Given the retrieved context, score the answer for faithfulness (does every claim follow from the context) and answer relevance (does it address the question). Both are best measured with a validated LLM judge, decomposing the answer into claims and checking each against the context. You can also measure answer correctness against the reference answer where one exists. The key insight is to score generation conditioned on what was actually retrieved, not on the ideal context, because that isolates whether the generation step did its job with the material it was given.
Step 5: Diagnose and fix the right layer.
Now the layered scores pay off. High retrieval scores and high faithfulness means the system is working. Low retrieval recall means fix the retriever before touching anything else, because no prompt change helps when the answer was never retrieved. Good retrieval but low faithfulness means the model is hallucinating beyond its context, which you fix with a tighter prompt, a stronger model, or explicit grounding instructions, the same techniques covered in reducing hallucinations in RAG. Good retrieval and good faithfulness but low answer relevance usually means a prompt that does not focus the model on the actual question.
Step 6: Run continuously and feed back failures.
Wire the evaluation into continuous integration so every change to the retriever, embeddings, chunking, prompt, or model runs against the labeled set and reports per-layer scores against the baseline. In production, run online faithfulness checks on sampled traffic and add the failures to the labeled set, so real-world failure modes become permanent regression tests. Over time the dataset grows to cover the long tail that no initial curation anticipated.
Key Takeaway

Always evaluate retrieval and generation separately. Low context recall is a retriever problem no prompt can fix; good retrieval with low faithfulness is a generation problem no embedding change can fix. The layered diagnosis is the entire value of RAG evaluation.

Generating an Evaluation Set for RAG

The labeling burden is the main obstacle to RAG evaluation, and a practical accelerator is synthetic question generation grounded in your own corpus. For each document or chunk, prompt a strong model to generate questions that the chunk answers, which gives you question-answer pairs where the relevant chunk is known by construction, no manual relevance labeling required. Generate across the corpus to get broad coverage, then have a human review a sample to confirm the questions are realistic and the labeled-relevant chunks are actually sufficient to answer them. This produces a usable retrieval evaluation set in hours rather than days, and it covers documents that real traffic has not yet exercised.

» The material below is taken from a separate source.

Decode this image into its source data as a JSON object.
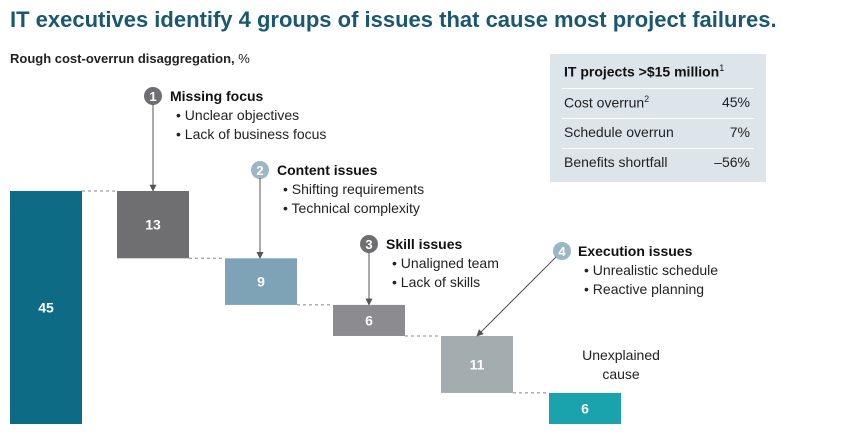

Synthetic generation has a known limitation: the questions tend to be cleaner and more direct than real user queries, which are messy, ambiguous, and often span multiple documents. So treat the synthetic set as a starting point that you supplement with real questions from production logs as soon as you have them. The strongest RAG evaluation set combines both: synthetic pairs for broad corpus coverage and known relevance labels, plus real production questions for the messy long tail that reveals how the retriever behaves on actual usage. The two sources cover each other's blind spots, and together they give a realistic picture of retrieval quality.

Evaluating Memory-Backed Retrieval

A persistent memory system is a RAG system with two extra wrinkles: the corpus changes over time as memories are stored and consolidated, and each memory carries a confidence score. The same precision, recall, and faithfulness metrics apply directly, but you also evaluate whether confidence predicts correctness, because downstream components rely on it. Adaptive Recall's status tool reports retrieval quality and confidence distribution, which lets you treat the memory layer as a measurable retrieval component and score it with exactly the methodology above rather than trusting it blindly.